My father finds it relaxing to handicap horses. He spends hours calculating the stats and figuring out how the conditions of the track will affect the horses. I think he enjoys this so much because he has a very scientific mind, he’s a doctor. If my Dad is reading this, no, Dad, I do not think you have a gambling problem and I love you very much.
I never really got into horse racing but I did have a little gambling problem (poker) about 9 years ago. You know you may belong in Gamblers Anonymous when you’re kicked out of the Excalibur Hotel’s casino for fighting with a fat woman while drunk and also counting cards at a poker table. It was one of the most humiliating times of my life. I’m now 9 years clean and sober and haven’t gambled in that time as well. The worst part about that story is that I’m banned from one of the cheesiest hotels on the strip. It would have been more glamorous if I got booted from Paris Hotel or Caesars.
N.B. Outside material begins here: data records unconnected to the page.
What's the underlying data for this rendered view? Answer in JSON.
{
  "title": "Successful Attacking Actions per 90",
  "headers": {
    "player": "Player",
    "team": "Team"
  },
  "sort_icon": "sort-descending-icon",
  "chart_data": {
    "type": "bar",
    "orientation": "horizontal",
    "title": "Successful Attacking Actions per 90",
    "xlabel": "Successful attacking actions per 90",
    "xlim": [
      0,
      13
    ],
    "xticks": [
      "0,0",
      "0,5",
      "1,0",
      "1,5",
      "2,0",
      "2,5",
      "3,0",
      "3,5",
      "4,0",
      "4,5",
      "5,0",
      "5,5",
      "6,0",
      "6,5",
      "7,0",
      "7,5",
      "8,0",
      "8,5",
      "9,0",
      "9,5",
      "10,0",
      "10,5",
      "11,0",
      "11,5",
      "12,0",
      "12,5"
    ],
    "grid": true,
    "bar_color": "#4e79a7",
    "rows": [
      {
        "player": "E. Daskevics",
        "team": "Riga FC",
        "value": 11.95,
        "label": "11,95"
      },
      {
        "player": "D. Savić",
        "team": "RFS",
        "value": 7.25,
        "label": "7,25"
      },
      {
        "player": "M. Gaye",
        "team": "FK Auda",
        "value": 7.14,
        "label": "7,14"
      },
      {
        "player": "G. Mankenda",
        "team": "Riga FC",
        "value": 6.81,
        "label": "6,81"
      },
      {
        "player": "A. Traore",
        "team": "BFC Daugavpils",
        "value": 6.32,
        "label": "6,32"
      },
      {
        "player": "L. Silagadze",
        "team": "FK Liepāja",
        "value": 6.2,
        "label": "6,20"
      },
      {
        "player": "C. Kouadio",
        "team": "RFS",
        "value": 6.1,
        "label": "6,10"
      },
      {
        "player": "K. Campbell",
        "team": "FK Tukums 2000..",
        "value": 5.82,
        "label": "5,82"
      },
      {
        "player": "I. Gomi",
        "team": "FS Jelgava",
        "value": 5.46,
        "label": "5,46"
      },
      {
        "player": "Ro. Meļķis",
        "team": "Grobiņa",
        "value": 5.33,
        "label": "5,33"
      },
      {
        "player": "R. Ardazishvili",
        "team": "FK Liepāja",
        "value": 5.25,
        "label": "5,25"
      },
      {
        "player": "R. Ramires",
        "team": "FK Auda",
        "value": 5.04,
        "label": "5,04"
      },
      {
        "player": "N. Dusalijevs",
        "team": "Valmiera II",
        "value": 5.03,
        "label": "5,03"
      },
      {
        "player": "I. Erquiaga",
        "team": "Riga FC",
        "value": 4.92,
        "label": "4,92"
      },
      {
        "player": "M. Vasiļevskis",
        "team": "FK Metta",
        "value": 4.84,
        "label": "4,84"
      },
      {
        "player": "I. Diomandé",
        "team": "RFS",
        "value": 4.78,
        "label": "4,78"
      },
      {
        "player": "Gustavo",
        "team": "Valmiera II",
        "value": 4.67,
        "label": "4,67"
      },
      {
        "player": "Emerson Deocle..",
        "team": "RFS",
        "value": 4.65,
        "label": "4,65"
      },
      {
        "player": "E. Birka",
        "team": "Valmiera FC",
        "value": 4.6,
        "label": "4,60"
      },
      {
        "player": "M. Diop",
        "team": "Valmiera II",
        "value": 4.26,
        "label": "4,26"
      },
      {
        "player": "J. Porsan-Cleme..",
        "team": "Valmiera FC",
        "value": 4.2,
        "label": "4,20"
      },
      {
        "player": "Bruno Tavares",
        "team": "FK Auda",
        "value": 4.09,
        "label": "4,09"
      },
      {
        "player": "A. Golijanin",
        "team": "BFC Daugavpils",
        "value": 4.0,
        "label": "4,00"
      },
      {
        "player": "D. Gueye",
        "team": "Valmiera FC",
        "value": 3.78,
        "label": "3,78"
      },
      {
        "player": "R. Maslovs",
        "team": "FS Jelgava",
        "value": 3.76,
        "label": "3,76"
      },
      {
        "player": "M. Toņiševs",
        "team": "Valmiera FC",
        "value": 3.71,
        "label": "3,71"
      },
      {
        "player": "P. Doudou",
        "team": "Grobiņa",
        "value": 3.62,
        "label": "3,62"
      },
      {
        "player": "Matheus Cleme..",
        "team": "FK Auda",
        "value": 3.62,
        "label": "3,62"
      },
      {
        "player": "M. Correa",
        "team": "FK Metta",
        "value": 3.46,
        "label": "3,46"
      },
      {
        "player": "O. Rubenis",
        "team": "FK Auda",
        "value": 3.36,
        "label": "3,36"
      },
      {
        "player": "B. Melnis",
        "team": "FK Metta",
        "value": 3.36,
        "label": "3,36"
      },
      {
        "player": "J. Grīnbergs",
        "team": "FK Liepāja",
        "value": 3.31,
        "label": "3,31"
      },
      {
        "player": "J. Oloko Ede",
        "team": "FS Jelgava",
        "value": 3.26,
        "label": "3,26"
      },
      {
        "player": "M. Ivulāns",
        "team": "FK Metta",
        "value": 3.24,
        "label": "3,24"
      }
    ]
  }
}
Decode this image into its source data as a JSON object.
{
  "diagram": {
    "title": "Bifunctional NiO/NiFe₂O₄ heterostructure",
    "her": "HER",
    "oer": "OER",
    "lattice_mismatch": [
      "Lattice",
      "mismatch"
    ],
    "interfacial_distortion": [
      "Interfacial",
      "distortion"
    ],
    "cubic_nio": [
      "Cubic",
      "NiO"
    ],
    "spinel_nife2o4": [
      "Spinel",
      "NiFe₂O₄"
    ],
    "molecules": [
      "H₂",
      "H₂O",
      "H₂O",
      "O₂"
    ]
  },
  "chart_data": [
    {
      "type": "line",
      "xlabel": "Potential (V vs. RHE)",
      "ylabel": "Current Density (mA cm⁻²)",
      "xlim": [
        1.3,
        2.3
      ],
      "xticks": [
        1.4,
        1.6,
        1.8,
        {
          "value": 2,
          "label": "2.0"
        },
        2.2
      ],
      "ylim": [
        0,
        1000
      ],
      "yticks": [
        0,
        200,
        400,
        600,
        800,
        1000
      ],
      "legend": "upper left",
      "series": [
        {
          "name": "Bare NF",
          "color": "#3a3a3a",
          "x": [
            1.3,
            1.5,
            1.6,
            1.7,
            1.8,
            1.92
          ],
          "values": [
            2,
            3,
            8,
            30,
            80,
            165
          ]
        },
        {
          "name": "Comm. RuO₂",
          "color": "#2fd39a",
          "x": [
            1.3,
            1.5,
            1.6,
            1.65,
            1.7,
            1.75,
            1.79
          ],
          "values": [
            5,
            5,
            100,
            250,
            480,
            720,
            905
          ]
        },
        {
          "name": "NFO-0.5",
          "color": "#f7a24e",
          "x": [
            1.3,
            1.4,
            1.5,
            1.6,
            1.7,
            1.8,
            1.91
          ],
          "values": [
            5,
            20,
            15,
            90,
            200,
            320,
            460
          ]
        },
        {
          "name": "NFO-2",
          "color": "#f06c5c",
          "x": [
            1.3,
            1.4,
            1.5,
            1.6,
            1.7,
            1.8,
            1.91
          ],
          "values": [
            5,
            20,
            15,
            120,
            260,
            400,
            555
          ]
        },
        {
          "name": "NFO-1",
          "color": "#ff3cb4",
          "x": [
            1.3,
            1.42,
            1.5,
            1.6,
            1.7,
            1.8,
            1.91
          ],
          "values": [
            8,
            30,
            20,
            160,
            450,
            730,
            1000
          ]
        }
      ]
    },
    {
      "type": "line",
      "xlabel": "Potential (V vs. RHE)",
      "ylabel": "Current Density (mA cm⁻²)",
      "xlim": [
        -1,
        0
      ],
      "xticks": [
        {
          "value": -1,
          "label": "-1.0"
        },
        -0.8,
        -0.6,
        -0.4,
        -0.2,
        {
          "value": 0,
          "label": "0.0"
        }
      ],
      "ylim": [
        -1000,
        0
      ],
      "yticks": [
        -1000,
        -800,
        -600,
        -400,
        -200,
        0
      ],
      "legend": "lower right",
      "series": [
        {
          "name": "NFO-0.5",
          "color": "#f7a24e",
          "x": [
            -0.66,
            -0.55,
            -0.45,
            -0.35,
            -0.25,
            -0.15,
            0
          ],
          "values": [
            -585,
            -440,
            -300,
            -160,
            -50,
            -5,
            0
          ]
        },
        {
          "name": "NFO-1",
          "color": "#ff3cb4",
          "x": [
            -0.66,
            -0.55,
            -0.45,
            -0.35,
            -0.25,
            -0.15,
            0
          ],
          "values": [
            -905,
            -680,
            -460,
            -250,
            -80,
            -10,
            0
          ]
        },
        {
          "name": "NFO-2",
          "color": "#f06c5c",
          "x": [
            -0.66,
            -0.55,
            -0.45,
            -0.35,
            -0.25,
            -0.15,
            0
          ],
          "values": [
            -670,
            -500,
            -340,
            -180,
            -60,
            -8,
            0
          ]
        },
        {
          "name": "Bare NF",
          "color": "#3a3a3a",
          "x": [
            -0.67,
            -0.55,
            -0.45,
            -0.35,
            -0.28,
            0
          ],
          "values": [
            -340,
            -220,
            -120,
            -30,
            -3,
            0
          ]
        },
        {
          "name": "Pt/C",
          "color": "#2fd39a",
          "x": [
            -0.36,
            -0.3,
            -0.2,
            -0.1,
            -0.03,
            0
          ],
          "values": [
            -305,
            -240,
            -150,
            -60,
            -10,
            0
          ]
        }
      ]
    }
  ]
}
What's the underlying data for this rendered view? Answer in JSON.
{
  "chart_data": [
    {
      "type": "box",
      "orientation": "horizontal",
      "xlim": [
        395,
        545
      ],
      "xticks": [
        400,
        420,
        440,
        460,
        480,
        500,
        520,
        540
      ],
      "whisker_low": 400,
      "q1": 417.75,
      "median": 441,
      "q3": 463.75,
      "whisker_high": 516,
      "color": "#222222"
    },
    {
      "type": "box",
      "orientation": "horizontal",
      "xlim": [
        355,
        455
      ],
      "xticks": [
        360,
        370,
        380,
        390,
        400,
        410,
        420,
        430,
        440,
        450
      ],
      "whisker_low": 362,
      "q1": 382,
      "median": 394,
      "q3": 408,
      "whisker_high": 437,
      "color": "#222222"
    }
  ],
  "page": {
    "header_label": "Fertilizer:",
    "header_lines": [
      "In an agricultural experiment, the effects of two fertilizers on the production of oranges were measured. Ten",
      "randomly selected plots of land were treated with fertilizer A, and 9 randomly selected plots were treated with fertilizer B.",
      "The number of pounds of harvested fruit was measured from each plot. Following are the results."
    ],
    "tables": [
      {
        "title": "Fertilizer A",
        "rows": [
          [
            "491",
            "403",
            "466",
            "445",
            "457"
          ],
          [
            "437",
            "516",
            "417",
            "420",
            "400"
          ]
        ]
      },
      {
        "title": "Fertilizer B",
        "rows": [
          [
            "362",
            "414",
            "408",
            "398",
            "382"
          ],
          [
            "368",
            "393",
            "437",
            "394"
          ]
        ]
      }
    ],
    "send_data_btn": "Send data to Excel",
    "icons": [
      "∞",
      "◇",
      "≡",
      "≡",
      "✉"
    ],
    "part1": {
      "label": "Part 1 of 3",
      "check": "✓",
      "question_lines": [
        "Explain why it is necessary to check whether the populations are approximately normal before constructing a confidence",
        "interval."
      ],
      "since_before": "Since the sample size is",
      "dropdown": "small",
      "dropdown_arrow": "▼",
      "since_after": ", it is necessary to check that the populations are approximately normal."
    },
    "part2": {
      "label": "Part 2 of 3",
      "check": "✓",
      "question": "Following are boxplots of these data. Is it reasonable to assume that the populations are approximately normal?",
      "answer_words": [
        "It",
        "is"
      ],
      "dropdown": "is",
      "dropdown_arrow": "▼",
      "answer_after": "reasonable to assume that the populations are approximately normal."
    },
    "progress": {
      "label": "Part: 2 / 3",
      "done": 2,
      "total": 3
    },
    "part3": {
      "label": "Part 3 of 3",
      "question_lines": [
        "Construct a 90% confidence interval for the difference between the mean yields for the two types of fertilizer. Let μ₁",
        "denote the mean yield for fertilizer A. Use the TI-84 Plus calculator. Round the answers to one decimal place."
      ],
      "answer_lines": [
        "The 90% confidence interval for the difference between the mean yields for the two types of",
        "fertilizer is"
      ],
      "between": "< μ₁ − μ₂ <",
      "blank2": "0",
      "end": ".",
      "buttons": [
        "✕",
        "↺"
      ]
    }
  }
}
For the past nine years I’ve really worked hard on myself and have gotten my life back on track. I’m so far away from the girl I was who got kicked out of a really crappy casino in Vegas and I’m not the girl who used to sleep in her car while going through a divorce from my questionably gay ex husband. This brings me to the point of why I love California Chrome’s story so much. I love an underdog, being one myself.
The owners of California Chrome are Steve Coburn and Perry Martin. They’re just two average Joes. Coburn worked for a company in Nevada that makes magnetic tape for credit cards and Martin owns a California lab that tests air bags and landing gear. They worked 9 to 5 jobs and are everyday working men. You wouldn’t see them wearing plaid pants and Izod shirts at the country club with their kids named Muffy and Brad.
They scraped together $10,000 to get California Chrome. They were lucky and got their horse to the barn of Art Sherman, who at 77 became the horse’s trainer. Art Sherman started off as a jockey then became a trainer in 1980. “I never had the big stables or the moneyed people behind me, just mom and pop operations and people that’s always good friends,” he said. ” … It’s a different ballgame for me. Beating all the big boys and maybe they had their doubts that this horse wasn’t a runner … When you run against him you find out. He’s the real McCoy.’ Art said about Chrome and the Kentucky Derby.
Earlier in the week before the Kentucky Derby, Sherman visited the grave of Swaps, the 1955 Derby winner who he accompanied to the Kentucky Derby an exercise rider. He said he said a prayer, asking that California Chrome run as well as Swaps did. We all know what the power of prayer can do.
Coburn, one of the owners of California Chrome said, “we knew within our souls what kind of horse we had.”
Yeah this horse had destiny all over it. When you live in the spiritual world as I do, your gut instinct is God and God was taking care of this horse, its trainer and their owners all the way to the winners circle; past the wealthy upper class owners of the other horses. The tears of gratitude fell from the faces of everyone involved with California Chrome. The horse also brought glorious sunshine to the Kentucky Derby compared to last year’s chilly, overcast and rainy weather.
It was California Chrome’s destiny to win the Kentucky Derby. The horse is a true miracle, making the seemingly impossible, possible for a bunch of regular guys with big dreams. Miracles happen every day if you have faith and believe in them. To quote Wayne Dyer, “I’m realistic, I expect miracles.”